Uranus is the only giant planet whose equator is nearly at right angles to its orbit. A collision with an Earth-sized object may explain Uranus' unique tilt. Nearly a twin in size to Neptune, Uranus has more methane in its mainly hydrogen and helium atmosphere than Jupiter or Saturn. Methane gives Uranus its blue tint.
Adorned with thousands of beautiful ringlets, Saturn is unique among the planets. All four gas giant planets have rings -- made of chunks of ice and rock -- but none are as spectacular or as complicated as Saturn's. Like the other gas giants, Saturn is mostly a massive ball of hydrogen and helium.
Jupiter, the most massive planet in our solar system -- with dozens of moons and an enormous magnetic field -- forms a kind of miniature solar system.

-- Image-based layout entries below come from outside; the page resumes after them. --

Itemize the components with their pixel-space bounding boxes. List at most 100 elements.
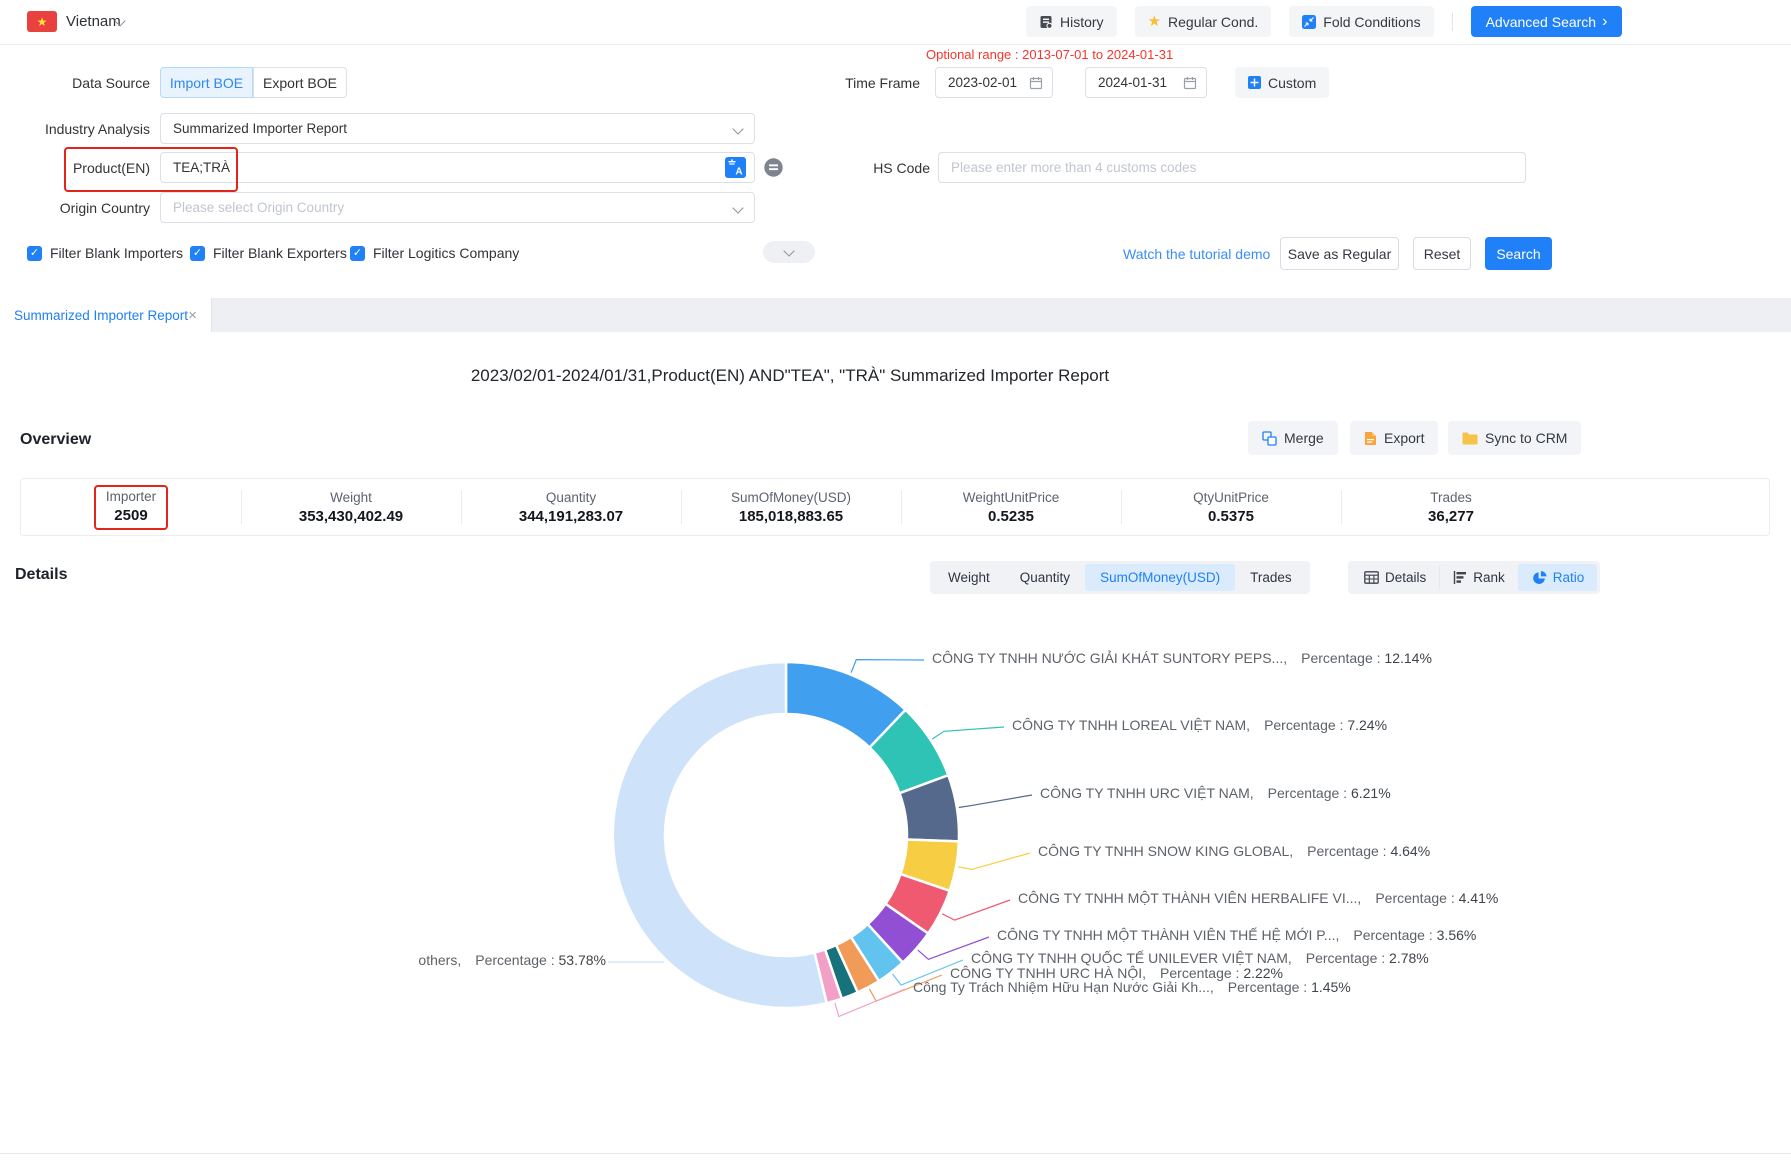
date-to-input[interactable]: 2024-01-31: [1085, 67, 1207, 98]
stat-value: 353,430,402.49: [299, 508, 403, 525]
advanced-search-button[interactable]: Advanced Search ›: [1471, 6, 1623, 37]
stat-label: SumOfMoney(USD): [731, 490, 851, 505]
tab-quantity[interactable]: Quantity: [1005, 564, 1085, 591]
origin-country-select[interactable]: Please select Origin Country: [160, 192, 755, 223]
report-title: 2023/02/01-2024/01/31,Product(EN) AND"TE…: [0, 366, 1580, 386]
tab-sum-of-money[interactable]: SumOfMoney(USD): [1085, 564, 1235, 591]
tab-weight[interactable]: Weight: [933, 564, 1005, 591]
calendar-icon[interactable]: [1183, 76, 1197, 90]
import-boe-tab[interactable]: Import BOE: [160, 67, 253, 98]
pie-label-0: CÔNG TY TNHH NƯỚC GIẢI KHÁT SUNTORY PEPS…: [932, 650, 1432, 666]
stat-label: Importer: [106, 489, 156, 504]
stat-sum-of-money: SumOfMoney(USD) 185,018,883.65: [681, 479, 901, 535]
export-icon: [1364, 431, 1377, 446]
date-to-value: 2024-01-31: [1098, 75, 1167, 90]
chevron-down-icon: [732, 123, 743, 134]
pie-label-5: CÔNG TY TNHH MỘT THÀNH VIÊN THẾ HỆ MỚI P…: [997, 927, 1476, 943]
industry-analysis-select[interactable]: Summarized Importer Report: [160, 113, 755, 144]
calendar-icon[interactable]: [1029, 76, 1043, 90]
country-selector[interactable]: Vietnam: [66, 13, 121, 30]
fold-conditions-button[interactable]: Fold Conditions: [1289, 6, 1433, 37]
hs-code-placeholder: Please enter more than 4 customs codes: [951, 160, 1196, 175]
stat-label: Weight: [330, 490, 372, 505]
merge-button[interactable]: Merge: [1248, 421, 1338, 455]
donut-svg: [0, 600, 1791, 1153]
pie-label-6: CÔNG TY TNHH QUỐC TẾ UNILEVER VIỆT NAM,P…: [971, 950, 1429, 966]
time-frame-label: Time Frame: [770, 75, 920, 91]
advanced-search-label: Advanced Search: [1486, 14, 1597, 30]
details-heading: Details: [15, 566, 67, 584]
stat-value: 36,277: [1428, 508, 1474, 525]
close-icon[interactable]: ×: [188, 308, 197, 323]
tutorial-link[interactable]: Watch the tutorial demo: [1123, 246, 1270, 262]
tab-summarized-importer-report[interactable]: Summarized Importer Report ×: [0, 298, 212, 332]
pie-label-1: CÔNG TY TNHH LOREAL VIỆT NAM,Percentage …: [1012, 717, 1387, 733]
view-details-button[interactable]: Details: [1351, 564, 1439, 591]
stat-trades: Trades 36,277: [1341, 479, 1561, 535]
stat-qty-unit-price: QtyUnitPrice 0.5375: [1121, 479, 1341, 535]
stat-label: QtyUnitPrice: [1193, 490, 1269, 505]
view-ratio-label: Ratio: [1553, 570, 1585, 585]
history-button[interactable]: History: [1026, 6, 1117, 37]
date-from-input[interactable]: 2023-02-01: [935, 67, 1053, 98]
stat-weight-unit-price: WeightUnitPrice 0.5235: [901, 479, 1121, 535]
chevron-down-icon: [783, 245, 794, 256]
save-as-regular-button[interactable]: Save as Regular: [1280, 237, 1399, 270]
view-rank-button[interactable]: Rank: [1439, 564, 1518, 591]
industry-analysis-label: Industry Analysis: [0, 121, 150, 137]
vietnam-flag-icon: ★: [27, 11, 57, 32]
pie-label-9: Công Ty Trách Nhiệm Hữu Hạn Nước Giải Kh…: [913, 979, 1351, 995]
pie-leader-4: [942, 900, 1010, 920]
section-divider: [0, 1153, 1791, 1154]
translate-icon[interactable]: A: [725, 157, 746, 178]
filter-blank-exporters-checkbox[interactable]: ✓ Filter Blank Exporters: [190, 245, 347, 261]
folder-sync-icon: [1462, 432, 1478, 445]
stat-value: 344,191,283.07: [519, 508, 623, 525]
view-details-label: Details: [1385, 570, 1426, 585]
tab-strip: Summarized Importer Report ×: [0, 298, 1791, 332]
date-from-value: 2023-02-01: [948, 75, 1017, 90]
stat-label: WeightUnitPrice: [963, 490, 1060, 505]
regular-cond-button[interactable]: ★ Regular Cond.: [1135, 6, 1272, 37]
filter-logitics-company-label: Filter Logitics Company: [373, 245, 519, 261]
tab-title: Summarized Importer Report: [14, 308, 188, 323]
export-button[interactable]: Export: [1350, 421, 1438, 455]
checkbox-checked-icon: ✓: [27, 246, 42, 261]
filter-blank-importers-checkbox[interactable]: ✓ Filter Blank Importers: [27, 245, 183, 261]
metric-tabs: Weight Quantity SumOfMoney(USD) Trades: [930, 561, 1310, 594]
stat-value: 2509: [114, 507, 147, 524]
regular-cond-label: Regular Cond.: [1168, 14, 1258, 30]
product-en-label: Product(EN): [0, 160, 150, 176]
overview-heading: Overview: [20, 431, 91, 449]
reset-button[interactable]: Reset: [1413, 237, 1471, 270]
topbar: ★ Vietnam History ★ Regular Cond. Fold C…: [0, 0, 1791, 45]
merge-label: Merge: [1284, 430, 1324, 446]
view-ratio-button[interactable]: Ratio: [1518, 564, 1598, 591]
star-icon: ★: [1148, 14, 1161, 29]
fold-conditions-label: Fold Conditions: [1323, 14, 1420, 30]
checkbox-checked-icon: ✓: [350, 246, 365, 261]
collapse-conditions-button[interactable]: [763, 241, 815, 263]
pie-leader-2: [959, 795, 1032, 808]
search-button[interactable]: Search: [1485, 237, 1552, 270]
pie-label-4: CÔNG TY TNHH MỘT THÀNH VIÊN HERBALIFE VI…: [1018, 890, 1498, 906]
tab-trades[interactable]: Trades: [1235, 564, 1307, 591]
stat-quantity: Quantity 344,191,283.07: [461, 479, 681, 535]
history-label: History: [1060, 14, 1104, 30]
sync-to-crm-button[interactable]: Sync to CRM: [1448, 421, 1581, 455]
topbar-actions: History ★ Regular Cond. Fold Conditions …: [1026, 6, 1622, 37]
data-source-label: Data Source: [0, 75, 150, 91]
pie-leader-0: [851, 660, 924, 673]
pie-label-2: CÔNG TY TNHH URC VIỆT NAM,Percentage : 6…: [1040, 785, 1391, 801]
product-en-input[interactable]: TEA;TRÀ A: [160, 152, 755, 183]
product-en-value: TEA;TRÀ: [173, 160, 230, 175]
stat-value: 0.5375: [1208, 508, 1254, 525]
export-boe-tab[interactable]: Export BOE: [253, 67, 347, 98]
hs-code-input[interactable]: Please enter more than 4 customs codes: [938, 152, 1526, 183]
stat-value: 0.5235: [988, 508, 1034, 525]
stat-weight: Weight 353,430,402.49: [241, 479, 461, 535]
custom-range-button[interactable]: Custom: [1235, 67, 1329, 98]
origin-country-placeholder: Please select Origin Country: [173, 200, 344, 215]
origin-country-label: Origin Country: [0, 200, 150, 216]
filter-logitics-company-checkbox[interactable]: ✓ Filter Logitics Company: [350, 245, 519, 261]
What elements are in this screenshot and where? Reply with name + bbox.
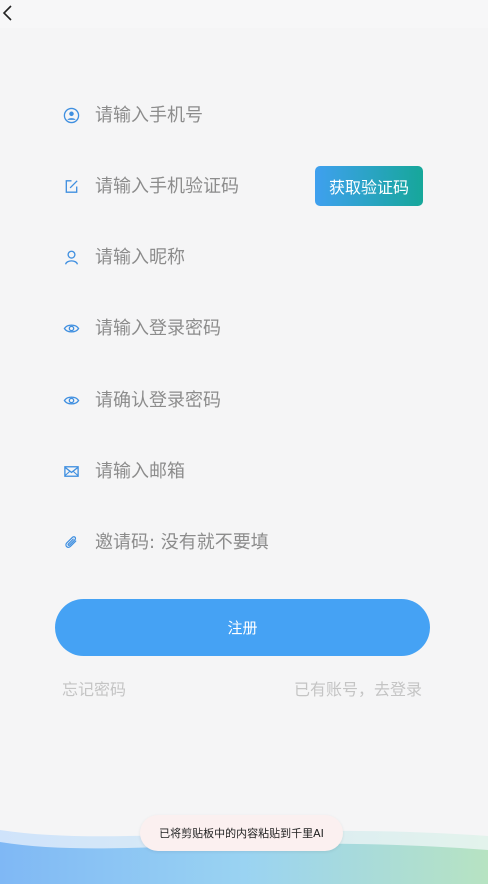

Jupiter does resemble a star in composition, but it did not grow big enough to ignite.
Dark, cold and whipped by supersonic winds, Neptune is the last of the hydrogen and helium gas giants in our solar system. More than 30 times as far from the sun as Earth, the planet takes almost 165 Earth years to orbit our sun. In 2011 it will complete its first orbit since its discovery in 1846.
Pluto was long considered our solar system's ninth planet. But after the discovery of similar intriguing worlds deeper in the distant Kuiper Belt, icy Pluto was reclassified as a dwarf planet. This new class of worlds may offer some of the best evidence about the origins our solar system.